When scanning for vulns, what is important to find?

Answer 69

During this, it is important to find common themes. Common vulns, common lack of best (weak) practices, Observations.

Question 70

What is an important step after a vuln is found and has been categorized? What is a good question to ask?

Answer 70

Researching that particular vulnerability and find any/all exploits that exist.

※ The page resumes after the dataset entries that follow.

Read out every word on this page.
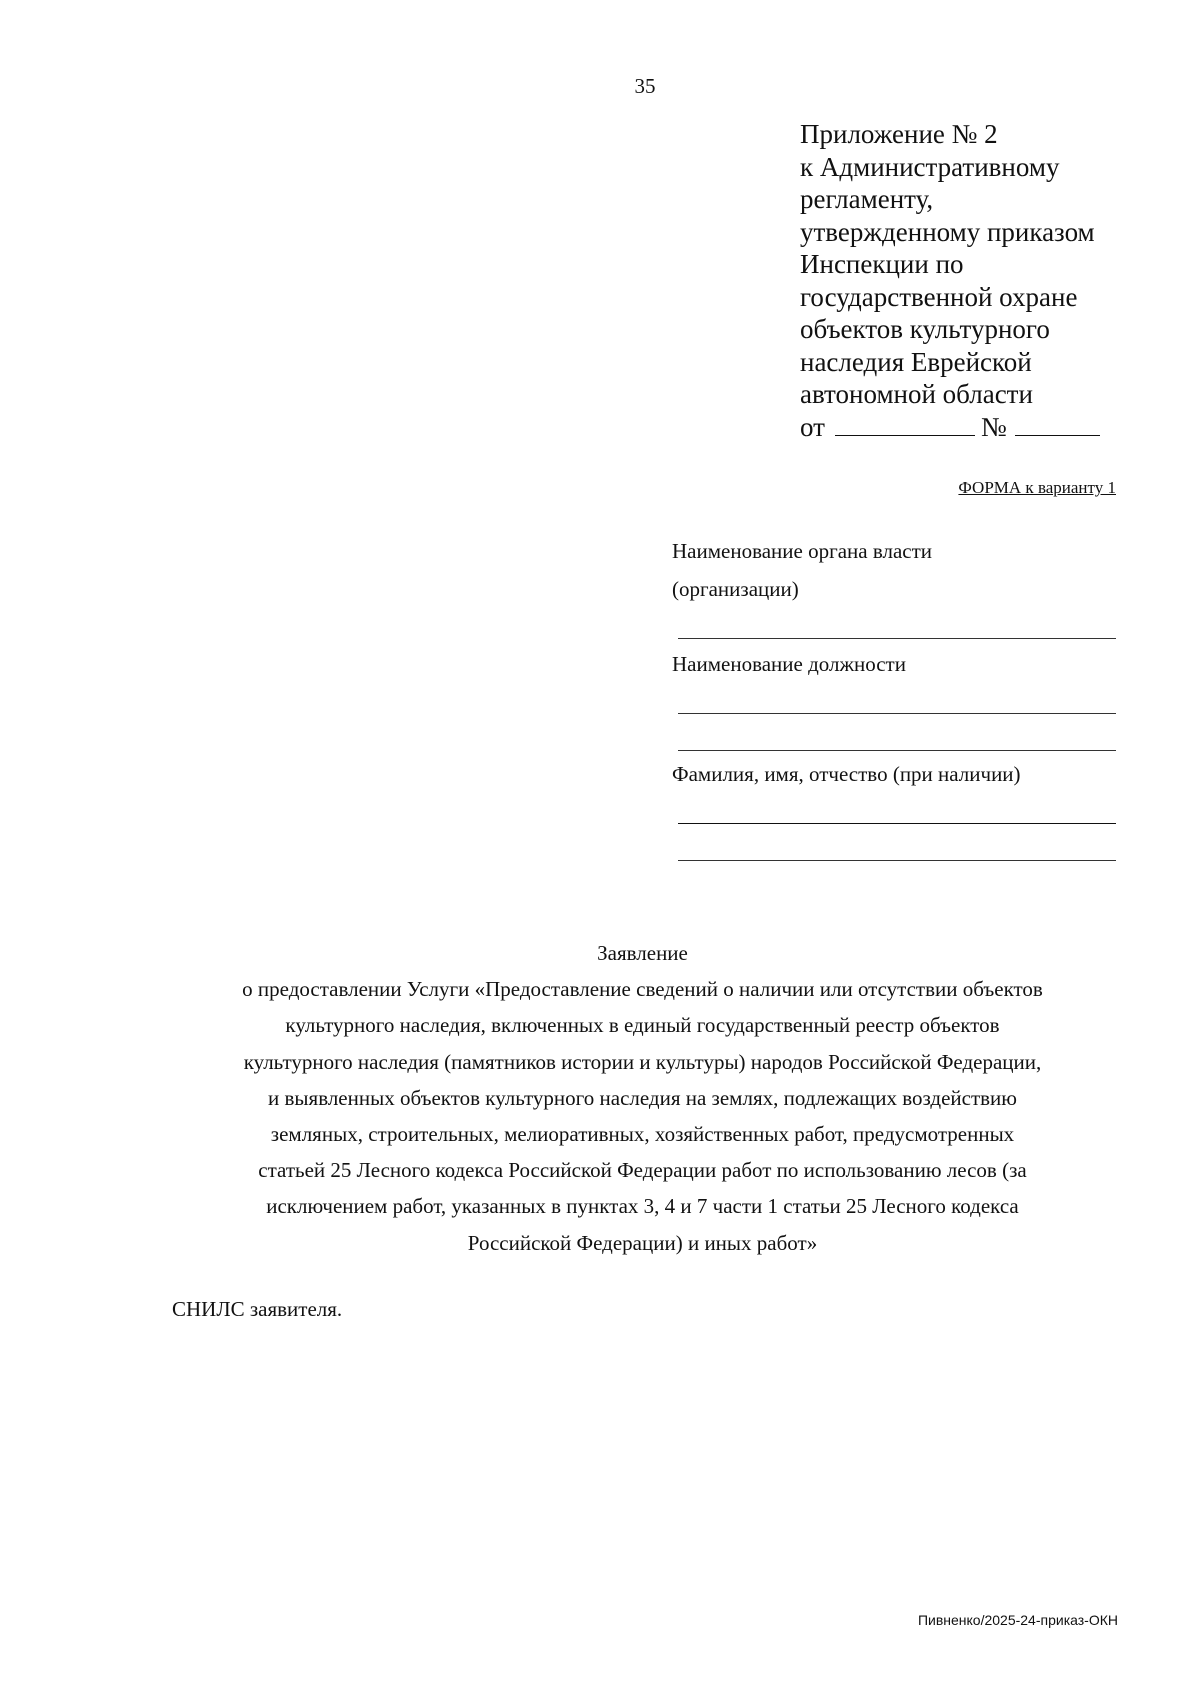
35
Приложение № 2
к Административному
регламенту,
утвержденному приказом
Инспекции по
государственной охране
объектов культурного
наследия Еврейской
автономной области
от	№
ФОРМА к варианту 1
Наименование органа власти
(организации)
Наименование должности
Фамилия, имя, отчество (при наличии)
Заявление
о предоставлении Услуги «Предоставление сведений о наличии или отсутствии объектов
культурного наследия, включенных в единый государственный реестр объектов
культурного наследия (памятников истории и культуры) народов Российской Федерации,
и выявленных объектов культурного наследия на землях, подлежащих воздействию
земляных, строительных, мелиоративных, хозяйственных работ, предусмотренных
статьей 25 Лесного кодекса Российской Федерации работ по использованию лесов (за
исключением работ, указанных в пунктах 3, 4 и 7 части 1 статьи 25 Лесного кодекса
Российской Федерации) и иных работ»
СНИЛС заявителя.
Пивненко/2025-24-приказ-ОКН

Does metasploit or nmap already have known exploits for this vuln?

Question 71

What are some examples of common attack techniques (vectors)?

Answer 71

These are some examples:

• cross-compiled code
• exploit modification
• exploit chaining
• proof-of-concept dev
• social engineering
• credential brute forcing
• dictionary attacks
• Rainbow tables
• Deception

Question 72

How can you create windows binary on a linux system?

Answer 72

This can be done with tools like Mingw-w64.

Question 73

What is an example of an exploit chain?

Answer 73

These are examples of this:

• Exploit to break past firewall
• Gain access to user system
• Escalate the privileges

Question 74

What does it mean to have a proof-of-concept development?

Answer 74

This involves building out and attacking a virtual environment that mimics the real system/environment.

Question 75

What does ICS stand for?

Answer 75

Industrial Control System

Question 76

What does SCADA Stand for?

Answer 76

Supervisory Control and Data Acquisition

Question 77

What does PLC stand for?

Answer 77

Programmable Logic Controller

Question 78

What does ICS, SCADA, & PLC all work together with?

Answer 78

These three work together with HVAC, Factories, pumps, etc. These three are old technologies that are integrated with old operating systems.

Question 79

Where are ICS, SCADA, & PLC often located?

Answer 79

These three things are often located off of and separate of a network.

Question 80

What items contain embedded devices? What do embedded devices contain?

Answer 80

Cars, ICS/SCADA contain These. These contain a special purpose computing system.

Question 81

What is an RTOS? Where are they found?

Answer 81

This is a Real-Time Operating system. These are often found in embedded devices. Usually stripped down version of linux.